La voix est liée à un earthling confirmé biométriquement via un passeport SBT non transférable (blockchain Polygon, contrat publiquement vérifiable). L'unicité biométrique et la vérification de liveness écartent les seconds comptes, les bots et les deepfakes ; un hash irréversible empêche de s'inscrire deux fois. Ni la réputation, ni le volume de tokens, ni la délégation n'ajoutent de poids - le principe est absolu.
Un Conseil indépendant d'experts, c'est un sénat de l'ombre qui gouverne réellement.
Le Conseil est strictement consultatif : ses avis ne sont que des recommandations, il ne peut bloquer les décisions du DAO, n'a pas de droit de veto et ne participe pas aux finances. Sa force est dans la réputation, non dans les pouvoirs. Et il n'est pas encore formé : c'est un méta-institut en projet, non un organe en activité.
On peut exclure un participant ou évincer un dissident.
Non. L'appartenance est inaliénable : on ne peut exclure du peuple en aucune circonstance, le retrait ne se fait que de son propre gré.
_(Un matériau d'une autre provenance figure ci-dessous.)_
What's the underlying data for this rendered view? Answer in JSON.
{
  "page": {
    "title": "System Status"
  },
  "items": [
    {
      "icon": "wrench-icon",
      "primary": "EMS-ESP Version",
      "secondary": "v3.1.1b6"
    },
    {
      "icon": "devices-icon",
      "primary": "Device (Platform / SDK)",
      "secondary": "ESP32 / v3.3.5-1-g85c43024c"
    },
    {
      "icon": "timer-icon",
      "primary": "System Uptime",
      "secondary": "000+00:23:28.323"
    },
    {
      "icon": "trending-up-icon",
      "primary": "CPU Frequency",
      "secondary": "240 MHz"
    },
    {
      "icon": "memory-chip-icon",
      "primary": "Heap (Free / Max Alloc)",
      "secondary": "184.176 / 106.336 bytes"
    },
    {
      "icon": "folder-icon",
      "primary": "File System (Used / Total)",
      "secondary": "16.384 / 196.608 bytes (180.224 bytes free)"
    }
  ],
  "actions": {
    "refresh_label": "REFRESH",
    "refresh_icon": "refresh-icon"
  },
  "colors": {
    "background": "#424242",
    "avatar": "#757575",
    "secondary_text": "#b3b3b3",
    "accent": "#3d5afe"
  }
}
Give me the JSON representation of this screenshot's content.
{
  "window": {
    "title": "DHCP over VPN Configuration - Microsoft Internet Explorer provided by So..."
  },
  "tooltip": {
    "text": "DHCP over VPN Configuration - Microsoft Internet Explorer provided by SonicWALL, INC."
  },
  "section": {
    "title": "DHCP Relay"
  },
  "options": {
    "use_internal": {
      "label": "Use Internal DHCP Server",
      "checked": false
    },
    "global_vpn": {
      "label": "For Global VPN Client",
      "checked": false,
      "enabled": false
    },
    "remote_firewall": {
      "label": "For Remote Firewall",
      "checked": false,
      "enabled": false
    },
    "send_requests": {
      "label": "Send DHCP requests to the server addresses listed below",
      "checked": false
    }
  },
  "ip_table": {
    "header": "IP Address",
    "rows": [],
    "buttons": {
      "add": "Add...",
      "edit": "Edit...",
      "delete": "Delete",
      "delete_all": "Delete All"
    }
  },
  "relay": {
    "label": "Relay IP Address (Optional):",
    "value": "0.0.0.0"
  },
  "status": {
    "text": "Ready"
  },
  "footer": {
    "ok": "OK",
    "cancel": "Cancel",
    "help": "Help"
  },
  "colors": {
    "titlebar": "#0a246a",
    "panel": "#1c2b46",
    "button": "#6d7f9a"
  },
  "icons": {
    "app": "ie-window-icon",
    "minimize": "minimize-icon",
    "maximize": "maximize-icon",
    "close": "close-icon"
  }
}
En cas de manquements s'appliquent des restrictions graduées d'accès aux services (six niveaux, avec droit de défense et de recours par le DAO), mais elles concernent l'accès, non l'appartenance au peuple.
Sur le papier une "DAO pure", mais en réalité surgiront des ministres et des factions.
By design, il n'y a ni partis, ni fonctions, ni organes exécutifs. Il n'y a que des structures techniques de service, sans droit de décider : les Core Nodes (coordination, jusqu'à 6 personnes, rotation tous les 6 mois) et l'Emergency Multisig (sécurité urgente, limite de 5 000 EC, ratification par le DAO sous 7 jours), toutes deux révocables par vote. Seules les personnes votent, personnellement ; les cellules, les personnes morales et toute structure n'ont pas de voix collective.
Si l'agencement se sclérose ou est capturé - le participant est enfermé.
Le retrait est inconditionnel et ne requiert pas d'explications. Le code est ouvert et reproductible : les gens partent vers une version non capturée. Une continuation légitime se reconnaît non à une copie du code, mais à trois marques infalsifiables - le noyau immuable préservé, la volonté de personnes vérifiées (une personne, une voix) et la continuité des procédures ; la légitimité, ce sont les gens qui la portent, non les serveurs et le dépôt.